By easing the flow of trade between the neighbouring countries, the eradication of red tape that had hampered growth in the past has gone a long way in helping grow the respective economies in the region.

The One Stop Border Post plan has gone a long way in helping entrench the integration goals that were the key drivers of the quest for a common market protocol and removal of trade barriers in East Africa.

It was therefore quite refreshing to learn that Kenya is about to build more one-stop border points along its border with Ethiopia in its latest effort to boost trade with the large landlocked neighbour.

According to the Border Management Secretariat, a bilateral agency, the one stop border posts will enhance security and boost trade.


We aver that such initiatives will go a long way in boosting revenue collection and easing movement of goods and people among the regional neighbours.

For example, the new one stop border posts will complement those that have already been opened on the borders between Kenya and Uganda (Busia) and Kenya and Tanzania (Namanga and Holili/Taveta) to name a few.

According to the Border Management Secretariat, two more one stop border posts will be set up in Marsabit County to spur trade facilitation and seal porous border points that have been blamed for encouraging illicit trade.

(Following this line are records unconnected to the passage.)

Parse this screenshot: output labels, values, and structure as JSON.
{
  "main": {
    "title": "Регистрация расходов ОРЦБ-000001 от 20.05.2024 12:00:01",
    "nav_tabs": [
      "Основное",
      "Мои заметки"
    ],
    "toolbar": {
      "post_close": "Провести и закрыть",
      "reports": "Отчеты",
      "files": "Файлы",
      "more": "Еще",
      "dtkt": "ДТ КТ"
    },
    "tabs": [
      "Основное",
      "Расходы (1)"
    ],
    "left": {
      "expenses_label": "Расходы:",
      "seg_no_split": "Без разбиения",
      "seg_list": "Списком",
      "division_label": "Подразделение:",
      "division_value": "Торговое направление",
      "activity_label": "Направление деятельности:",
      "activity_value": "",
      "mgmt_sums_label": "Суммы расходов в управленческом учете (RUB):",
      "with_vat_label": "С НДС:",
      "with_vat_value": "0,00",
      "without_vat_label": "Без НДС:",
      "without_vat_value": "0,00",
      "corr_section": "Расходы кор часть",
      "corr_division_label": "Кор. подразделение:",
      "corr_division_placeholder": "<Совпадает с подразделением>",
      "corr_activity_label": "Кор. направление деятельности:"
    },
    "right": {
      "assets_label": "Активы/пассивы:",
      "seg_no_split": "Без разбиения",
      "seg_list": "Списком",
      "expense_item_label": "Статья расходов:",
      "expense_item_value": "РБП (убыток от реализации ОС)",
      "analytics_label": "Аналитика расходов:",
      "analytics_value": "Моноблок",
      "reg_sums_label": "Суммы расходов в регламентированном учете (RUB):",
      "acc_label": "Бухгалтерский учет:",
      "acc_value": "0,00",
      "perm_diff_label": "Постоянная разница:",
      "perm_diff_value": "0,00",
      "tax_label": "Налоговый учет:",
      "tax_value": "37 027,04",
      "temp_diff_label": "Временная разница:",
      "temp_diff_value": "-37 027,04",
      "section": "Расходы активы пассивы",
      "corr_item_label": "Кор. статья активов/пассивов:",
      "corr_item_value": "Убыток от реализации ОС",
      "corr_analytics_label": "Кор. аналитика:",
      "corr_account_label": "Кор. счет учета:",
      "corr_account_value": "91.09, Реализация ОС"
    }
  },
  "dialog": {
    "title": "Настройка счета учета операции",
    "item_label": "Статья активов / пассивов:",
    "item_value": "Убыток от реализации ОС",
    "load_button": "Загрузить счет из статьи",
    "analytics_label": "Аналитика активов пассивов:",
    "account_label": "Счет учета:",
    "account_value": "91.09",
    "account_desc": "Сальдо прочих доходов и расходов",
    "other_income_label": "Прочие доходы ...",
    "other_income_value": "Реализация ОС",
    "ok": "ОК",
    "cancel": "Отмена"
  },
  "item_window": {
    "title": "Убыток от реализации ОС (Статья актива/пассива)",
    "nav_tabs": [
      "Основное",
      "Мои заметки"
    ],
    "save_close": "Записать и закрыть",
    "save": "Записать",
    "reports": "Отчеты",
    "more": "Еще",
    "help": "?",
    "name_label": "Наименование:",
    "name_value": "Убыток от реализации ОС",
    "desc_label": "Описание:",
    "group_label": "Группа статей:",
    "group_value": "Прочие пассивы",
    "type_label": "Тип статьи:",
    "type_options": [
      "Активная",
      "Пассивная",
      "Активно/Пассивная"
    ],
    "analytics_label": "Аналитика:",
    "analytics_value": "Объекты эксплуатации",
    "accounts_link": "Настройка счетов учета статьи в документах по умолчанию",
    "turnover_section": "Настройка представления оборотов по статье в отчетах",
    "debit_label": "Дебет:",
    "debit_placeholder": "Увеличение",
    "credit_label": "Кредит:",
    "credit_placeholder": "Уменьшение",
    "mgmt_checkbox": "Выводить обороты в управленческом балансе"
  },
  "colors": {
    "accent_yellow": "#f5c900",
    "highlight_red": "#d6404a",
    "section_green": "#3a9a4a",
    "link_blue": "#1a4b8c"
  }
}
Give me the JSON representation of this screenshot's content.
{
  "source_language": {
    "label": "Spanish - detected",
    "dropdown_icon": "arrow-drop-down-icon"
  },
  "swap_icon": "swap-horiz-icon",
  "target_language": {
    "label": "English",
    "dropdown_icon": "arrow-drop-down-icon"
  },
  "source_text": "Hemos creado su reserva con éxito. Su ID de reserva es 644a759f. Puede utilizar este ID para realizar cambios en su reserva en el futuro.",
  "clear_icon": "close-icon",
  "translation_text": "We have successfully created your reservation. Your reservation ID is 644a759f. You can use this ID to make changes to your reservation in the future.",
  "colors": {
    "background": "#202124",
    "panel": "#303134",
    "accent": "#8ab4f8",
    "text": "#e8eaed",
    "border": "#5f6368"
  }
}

The sole One Stop Border Post currently located in Moyale Town is not adequate as it serves the Ethiopia-Kenyan border, which is more than 830 kilometres long, hence the urgent need for additional posts.

Even as the government goes about setting up the new border posts, it must not lose sight of the fact that the country’s porous borders have contributed to tax evasions, insecurity cases, smuggling of contraband goods, drugs and human trafficking, and attacks by terrorists. The onus is therefore on the authorities to ensure that the border posts are adequately staffed and security measures beefed up.

That is the only way the neighbouring countries can help fulfil the larger goal of helping grow the regional economies for the betterment of citizens.